On 2018-07-26 13:18:33 -0700, Jeff Frost wrote: > Oh, I see what you're saying. Don't the autovacuum processes connect to their own backends which then exit after they'recomplete though? Yes, that's right. Creating an extension or calling a function that internally does a SET search_path seem like a more likely cause. - Andres
On Jul 26, 2018, at 1:23 PM, Andres Freund <andres@anarazel.de> wrote: > > On 2018-07-26 13:18:33 -0700, Jeff Frost wrote: >> Oh, I see what you're saying. Don't the autovacuum processes connect to their own backends which then exit after they'recomplete though? > > Yes, that's right. Creating an extension or calling a function that > internally does a SET search_path seem like a more likely cause. I grepped our code and didn't find anywhere that we set search_path, though it's possible some ruby gem we use could be doingit. I'll go spelunking there next!

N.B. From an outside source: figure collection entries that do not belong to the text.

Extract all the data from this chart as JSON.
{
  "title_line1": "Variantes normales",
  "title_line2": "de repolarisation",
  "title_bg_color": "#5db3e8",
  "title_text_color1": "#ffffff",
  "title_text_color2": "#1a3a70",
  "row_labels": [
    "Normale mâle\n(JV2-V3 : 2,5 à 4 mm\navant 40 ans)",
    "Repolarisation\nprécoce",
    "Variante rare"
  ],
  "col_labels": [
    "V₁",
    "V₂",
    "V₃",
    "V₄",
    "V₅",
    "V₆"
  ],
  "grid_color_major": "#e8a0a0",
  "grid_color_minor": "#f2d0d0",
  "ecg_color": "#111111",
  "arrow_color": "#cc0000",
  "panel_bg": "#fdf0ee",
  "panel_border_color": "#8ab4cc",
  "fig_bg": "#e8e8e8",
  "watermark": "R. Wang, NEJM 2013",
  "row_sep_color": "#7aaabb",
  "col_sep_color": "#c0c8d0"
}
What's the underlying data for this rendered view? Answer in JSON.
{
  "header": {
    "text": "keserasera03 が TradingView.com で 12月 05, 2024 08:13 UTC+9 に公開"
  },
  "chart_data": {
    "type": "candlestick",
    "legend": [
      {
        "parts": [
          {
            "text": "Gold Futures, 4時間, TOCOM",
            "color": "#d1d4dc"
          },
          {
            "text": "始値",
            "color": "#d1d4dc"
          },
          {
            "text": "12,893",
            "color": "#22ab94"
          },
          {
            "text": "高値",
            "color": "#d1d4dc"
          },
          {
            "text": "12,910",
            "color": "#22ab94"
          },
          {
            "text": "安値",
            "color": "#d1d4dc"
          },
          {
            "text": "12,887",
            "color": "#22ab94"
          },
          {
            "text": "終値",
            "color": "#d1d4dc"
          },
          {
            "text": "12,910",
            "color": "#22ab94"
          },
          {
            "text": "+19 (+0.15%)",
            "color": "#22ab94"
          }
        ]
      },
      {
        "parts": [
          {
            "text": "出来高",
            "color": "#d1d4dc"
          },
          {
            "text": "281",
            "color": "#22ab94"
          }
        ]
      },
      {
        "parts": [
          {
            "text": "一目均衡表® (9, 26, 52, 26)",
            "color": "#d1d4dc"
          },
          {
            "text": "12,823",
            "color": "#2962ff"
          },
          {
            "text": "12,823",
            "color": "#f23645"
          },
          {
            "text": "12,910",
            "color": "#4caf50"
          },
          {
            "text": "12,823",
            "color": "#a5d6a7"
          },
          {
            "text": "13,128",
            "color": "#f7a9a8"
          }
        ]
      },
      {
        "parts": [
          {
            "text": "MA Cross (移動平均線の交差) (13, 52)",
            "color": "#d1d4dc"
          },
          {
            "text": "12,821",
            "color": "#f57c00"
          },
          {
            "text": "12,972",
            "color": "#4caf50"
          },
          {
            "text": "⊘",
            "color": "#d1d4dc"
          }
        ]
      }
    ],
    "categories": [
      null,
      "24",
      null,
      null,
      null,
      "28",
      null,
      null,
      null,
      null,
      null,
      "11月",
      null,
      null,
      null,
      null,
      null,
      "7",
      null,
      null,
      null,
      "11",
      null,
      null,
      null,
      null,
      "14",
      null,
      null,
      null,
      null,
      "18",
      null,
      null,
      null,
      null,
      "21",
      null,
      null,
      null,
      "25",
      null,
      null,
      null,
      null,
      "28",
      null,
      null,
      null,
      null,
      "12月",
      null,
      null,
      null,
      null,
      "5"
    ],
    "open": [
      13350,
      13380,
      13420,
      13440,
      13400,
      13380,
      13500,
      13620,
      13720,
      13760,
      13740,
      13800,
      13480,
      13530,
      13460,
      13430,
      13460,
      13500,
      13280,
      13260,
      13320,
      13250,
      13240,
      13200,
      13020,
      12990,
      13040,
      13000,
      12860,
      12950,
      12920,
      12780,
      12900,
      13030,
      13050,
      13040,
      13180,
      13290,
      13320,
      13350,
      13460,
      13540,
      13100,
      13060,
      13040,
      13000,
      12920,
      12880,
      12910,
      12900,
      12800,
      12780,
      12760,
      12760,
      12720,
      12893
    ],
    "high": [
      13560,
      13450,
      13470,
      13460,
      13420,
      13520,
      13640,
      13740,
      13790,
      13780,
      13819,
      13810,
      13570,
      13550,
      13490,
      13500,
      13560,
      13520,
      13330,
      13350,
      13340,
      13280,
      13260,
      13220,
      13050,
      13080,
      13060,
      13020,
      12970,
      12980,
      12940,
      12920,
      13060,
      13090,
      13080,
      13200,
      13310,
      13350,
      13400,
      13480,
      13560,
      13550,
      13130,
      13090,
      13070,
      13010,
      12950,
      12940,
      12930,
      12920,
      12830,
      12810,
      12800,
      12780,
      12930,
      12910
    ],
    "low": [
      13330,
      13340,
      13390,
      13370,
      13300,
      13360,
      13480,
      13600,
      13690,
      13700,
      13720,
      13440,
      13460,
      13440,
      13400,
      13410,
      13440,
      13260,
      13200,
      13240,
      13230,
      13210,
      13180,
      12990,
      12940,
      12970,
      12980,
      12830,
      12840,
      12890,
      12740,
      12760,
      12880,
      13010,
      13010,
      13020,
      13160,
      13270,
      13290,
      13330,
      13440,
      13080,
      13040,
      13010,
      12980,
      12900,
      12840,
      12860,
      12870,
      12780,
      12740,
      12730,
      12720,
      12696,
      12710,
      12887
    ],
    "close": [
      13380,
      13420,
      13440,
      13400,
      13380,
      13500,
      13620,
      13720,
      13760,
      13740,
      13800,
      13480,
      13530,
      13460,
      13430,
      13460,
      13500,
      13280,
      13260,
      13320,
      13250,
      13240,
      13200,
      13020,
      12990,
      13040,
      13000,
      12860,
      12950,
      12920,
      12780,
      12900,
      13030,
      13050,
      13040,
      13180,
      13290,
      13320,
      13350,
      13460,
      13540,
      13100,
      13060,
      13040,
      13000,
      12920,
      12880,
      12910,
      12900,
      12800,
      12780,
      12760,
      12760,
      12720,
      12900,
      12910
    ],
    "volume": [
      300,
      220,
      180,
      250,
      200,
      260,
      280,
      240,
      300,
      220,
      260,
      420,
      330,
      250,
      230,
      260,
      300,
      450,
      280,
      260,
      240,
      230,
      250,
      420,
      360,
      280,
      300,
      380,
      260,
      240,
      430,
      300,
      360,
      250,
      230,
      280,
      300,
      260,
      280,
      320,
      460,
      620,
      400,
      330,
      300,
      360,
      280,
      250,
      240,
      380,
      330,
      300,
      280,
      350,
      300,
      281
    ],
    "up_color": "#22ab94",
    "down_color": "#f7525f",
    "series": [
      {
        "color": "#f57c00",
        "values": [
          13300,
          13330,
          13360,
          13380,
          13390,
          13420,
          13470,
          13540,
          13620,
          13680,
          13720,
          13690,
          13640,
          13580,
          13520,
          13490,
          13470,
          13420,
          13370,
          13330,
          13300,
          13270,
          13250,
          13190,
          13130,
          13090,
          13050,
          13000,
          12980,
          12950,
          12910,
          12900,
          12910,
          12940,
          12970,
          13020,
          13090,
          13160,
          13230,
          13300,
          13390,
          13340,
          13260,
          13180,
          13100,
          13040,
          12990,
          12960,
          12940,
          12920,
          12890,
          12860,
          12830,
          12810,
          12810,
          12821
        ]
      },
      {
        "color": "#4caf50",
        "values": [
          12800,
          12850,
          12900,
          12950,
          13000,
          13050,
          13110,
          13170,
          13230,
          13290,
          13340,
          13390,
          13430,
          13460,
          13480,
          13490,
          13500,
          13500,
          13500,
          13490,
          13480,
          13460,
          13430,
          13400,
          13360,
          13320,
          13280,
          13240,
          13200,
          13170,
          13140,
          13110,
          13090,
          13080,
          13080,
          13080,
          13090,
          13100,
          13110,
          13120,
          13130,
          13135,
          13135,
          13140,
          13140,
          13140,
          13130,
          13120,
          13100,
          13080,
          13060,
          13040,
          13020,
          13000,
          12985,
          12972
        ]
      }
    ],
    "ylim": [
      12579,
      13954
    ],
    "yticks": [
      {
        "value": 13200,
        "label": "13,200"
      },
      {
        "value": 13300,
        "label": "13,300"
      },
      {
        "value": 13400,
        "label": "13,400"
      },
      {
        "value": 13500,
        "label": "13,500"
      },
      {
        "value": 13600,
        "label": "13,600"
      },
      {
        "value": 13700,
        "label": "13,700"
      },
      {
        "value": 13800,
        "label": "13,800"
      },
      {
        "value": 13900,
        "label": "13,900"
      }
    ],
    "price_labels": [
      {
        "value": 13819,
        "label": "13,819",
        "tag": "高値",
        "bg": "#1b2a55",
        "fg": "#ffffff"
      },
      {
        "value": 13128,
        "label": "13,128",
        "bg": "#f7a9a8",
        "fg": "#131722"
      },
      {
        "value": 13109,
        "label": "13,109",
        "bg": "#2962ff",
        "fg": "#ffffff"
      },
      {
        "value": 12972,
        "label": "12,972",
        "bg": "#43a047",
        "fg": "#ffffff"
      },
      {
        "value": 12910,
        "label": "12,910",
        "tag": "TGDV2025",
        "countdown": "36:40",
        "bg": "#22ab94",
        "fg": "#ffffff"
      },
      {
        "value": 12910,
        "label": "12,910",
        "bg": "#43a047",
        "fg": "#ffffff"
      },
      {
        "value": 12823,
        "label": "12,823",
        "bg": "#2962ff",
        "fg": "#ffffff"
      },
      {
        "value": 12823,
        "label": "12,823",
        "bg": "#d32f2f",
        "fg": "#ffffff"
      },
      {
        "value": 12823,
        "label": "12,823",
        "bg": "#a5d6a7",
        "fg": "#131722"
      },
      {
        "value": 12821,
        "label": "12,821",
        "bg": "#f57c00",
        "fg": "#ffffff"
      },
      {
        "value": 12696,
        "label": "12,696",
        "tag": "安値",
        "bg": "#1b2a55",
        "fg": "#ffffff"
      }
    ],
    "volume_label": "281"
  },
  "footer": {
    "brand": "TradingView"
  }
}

> On Jul 26, 2018, at 1:53 PM, Jeff Frost <jeff@pgexperts.com> wrote: > > On Jul 26, 2018, at 1:23 PM, Andres Freund <andres@anarazel.de> wrote: >> >> On 2018-07-26 13:18:33 -0700, Jeff Frost wrote: >>> Oh, I see what you're saying. Don't the autovacuum processes connect to their own backends which then exit after they'recomplete though? >> >> Yes, that's right. Creating an extension or calling a function that >> internally does a SET search_path seem like a more likely cause. > > I grepped our code and didn't find anywhere that we set search_path, though it's possible some ruby gem we use could bedoing it. I'll go spelunking there next! Wanted to close the loop on this. As usual, Tom was right. We have a rake task in the application used to pull a production copy of structure.sql which uses pg_dump under the covers.Because it uses the same conninfo as the app, it happily goes through pgbouncer. So, when that rake task is run,pg_dump connects through pgbouncer and happily sets that restrictive search_path. It then creates the schema-only dumpand upon completion, that connection is returned to the pool as a big fat boobytrap for the next application connection.